Soy buenísima para hacer economías en la cocina. La mayor motivación para hacerlo es la necesidad, pero la verdad es que me da mucha pena el desperdicio de comida, así que lo he hecho siempre: cuando hay mucho y cuando no hay tanto.
Respeto la comida porque sé que otras personas tienen hambre y que el consumo irresponsable en unos lugares se relaciona con la miseria de otros sitios; ni qué decir cuando se trata de productos de origen animal: tengo conciencia de que un animal fue ejecutado o confinado a un ambiente hostil para satisfacerme.
Así que aquí, en la medida de lo posible, no se tira la comida. Y cada vez que hago una "jugada" en este sentido, me siento orgullosa. Como el día en que nació la sopa de jícama porque media jícama avejentada ya no se antoja para comer con limón y chile.

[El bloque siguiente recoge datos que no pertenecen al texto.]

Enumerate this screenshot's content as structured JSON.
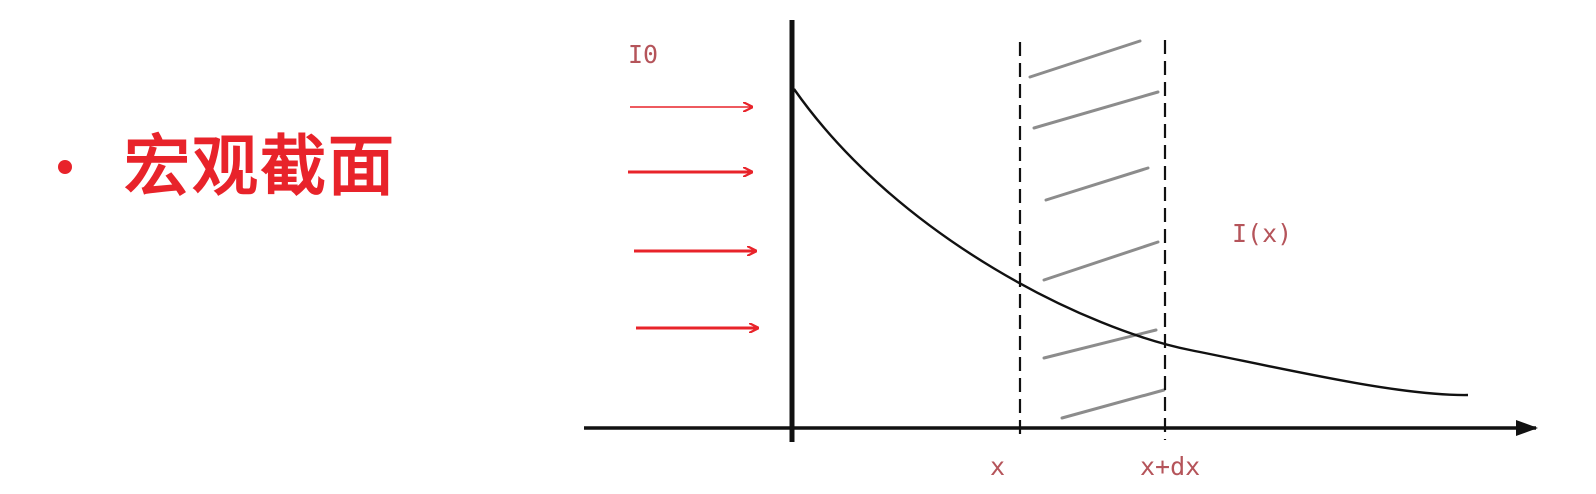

También me encanta cuando una cosa se transforma en otra y luego en otra más. Hace unos días preparé avena, pero no había azúcar y así no tuvo gran éxito. La niña comió apenas una pequeña porción; sobró mucha. Usé una parte de eso para hacer hot cakes. A lo que dejé como avena, le puse azúcar cuando ya hubo. Esta vez la niña comió una porción normal, pero siguió quedando. Entonces volví a hacer hot cakes, pero como ya tenían azúcar, no le ofrecí a B la cucharadita de miel con la que los acompaña últimamente.
Y así los restos de un guisado se incorporan a otro y los pedazos grandes de tomate o de cebolla cocida que no nos comemos en los caldos se usan para algo más. Solo se tira algo si tengo sospecha de que pueda estar descompuesto.